Most physicians don’t understand the joint. Many dentists can identify TMD, but don’t know how to treat it.

 

Because TMD is a progressive disorder that gets worse over time and affects other aspects of life, it is important to seek treatment as soon as possible.

 

Here are six signs that you may have TMD:

 

  1.    Headaches

If your bite is misaligned, it can cause teeth grinding, jaw tension, and even pressure on your trigeminal nerve, which exits through the TM joint. All of these can lead to persistent headaches, possibly including migraines.

 

  1.    Neck pain

TMD can cause spasms in the muscles of the neck, it is a common source of neck pain that may be accompanied by neck stiffness and crunching when you turn your head.

 

  1.    Clicking or popping in the jaw

This is the number one warning sign that you may have TMD, in part because it’s often the first symptom.
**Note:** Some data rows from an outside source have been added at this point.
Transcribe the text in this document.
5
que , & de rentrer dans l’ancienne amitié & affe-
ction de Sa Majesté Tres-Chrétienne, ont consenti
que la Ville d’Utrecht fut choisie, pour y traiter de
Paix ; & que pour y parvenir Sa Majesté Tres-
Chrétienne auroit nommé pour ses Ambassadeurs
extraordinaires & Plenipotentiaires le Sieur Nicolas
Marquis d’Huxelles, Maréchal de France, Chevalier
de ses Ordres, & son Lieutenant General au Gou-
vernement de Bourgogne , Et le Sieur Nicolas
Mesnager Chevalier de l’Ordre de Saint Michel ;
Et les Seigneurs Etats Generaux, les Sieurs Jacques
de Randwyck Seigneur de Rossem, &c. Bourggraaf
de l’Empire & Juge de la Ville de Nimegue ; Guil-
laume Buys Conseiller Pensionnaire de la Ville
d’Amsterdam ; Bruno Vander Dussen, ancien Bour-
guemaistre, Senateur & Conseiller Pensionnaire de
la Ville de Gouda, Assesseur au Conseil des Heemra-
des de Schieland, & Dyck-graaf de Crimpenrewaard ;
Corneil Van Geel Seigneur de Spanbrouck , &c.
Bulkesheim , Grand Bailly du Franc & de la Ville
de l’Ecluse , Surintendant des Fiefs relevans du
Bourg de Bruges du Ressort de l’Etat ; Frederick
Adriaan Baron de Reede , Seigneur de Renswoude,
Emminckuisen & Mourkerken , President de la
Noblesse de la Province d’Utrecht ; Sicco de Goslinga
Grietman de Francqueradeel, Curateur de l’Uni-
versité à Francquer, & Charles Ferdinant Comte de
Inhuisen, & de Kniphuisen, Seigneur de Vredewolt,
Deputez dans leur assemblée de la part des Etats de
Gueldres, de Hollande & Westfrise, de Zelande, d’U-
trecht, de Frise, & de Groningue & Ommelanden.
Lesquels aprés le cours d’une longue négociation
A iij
When the jaw is misaligned, its structures don’t fit together correctly and can create the clicking and popping you hear and feel. If you have this, but no other symptoms, you are likely in the early stages of TMD. Good news: this is when the condition is most easily treated.

 

See your dentist right away!

 

  1.    Sore or constricted jaw opening

If your jaw won’t open wide, or it gets sore from eating or talking, you should not dismiss this as normal. It is a sign of a problem with the structures of your jaw that needs to be addressed.

 

  1.    Ringing in the Ears

About 80 percent of people suffering with TMD experience tinnitus, or ringing in the ears. It may be accompanied by dizziness and inner-ear pain. Spasm in the TM joint can put pressure against the ear and cause these symptoms.

 

  1.    Sleep issues

TMD can cause your airway to become blocked when you sleep, waking you up momentarily hundreds of times each night. Lack of refreshing sleep prevents physical, cognitive, and psychological recovery from the day prior and preparation for the day ahead, and its effects become magnified over time. Left untreated, it damages the immune system and sets the stage for a host of debilitating conditions, all of which seem unrelated.

 

You can see how debilitating TMD can become if left untreated. The good news is that it is often easy to treat, usually with non-invasive or minimally invasive treatments.

 

Here are the four broad categories of treatment:

 

  •         Oral Therapy: Patients with TMD often benefit from wearing custom-made oral splints or mouth guards that slowly correct the misalignment in their jaw.

 

  •         Physical Therapy: A PT using ultrasound, wet heat, and ice, along with stretching and strengthening exercises for the jaw. This can help relieve pain and reduce symptoms of TMD.

 

  •         Medications: Pain relievers, anti-inflammatories, and muscle relaxants are often used in conjunction with other therapies.

 

  •         Minimally-invasive Surgery: Needles can be injected into the joint to flush away debris and inflammatory byproducts. Some TMD cases can be treated with arthroscopic surgery, which requires just two small incisions and risks fewer complications than full surgery.

 

  •         Open-joint Surgery: The last resort for those whose TMD doesn’t respond to other treatments is surgery

 

The bottom line is that there is no reason to suffer with TMD and its myriad symptoms. See a dentist who treats TMD and live a full life.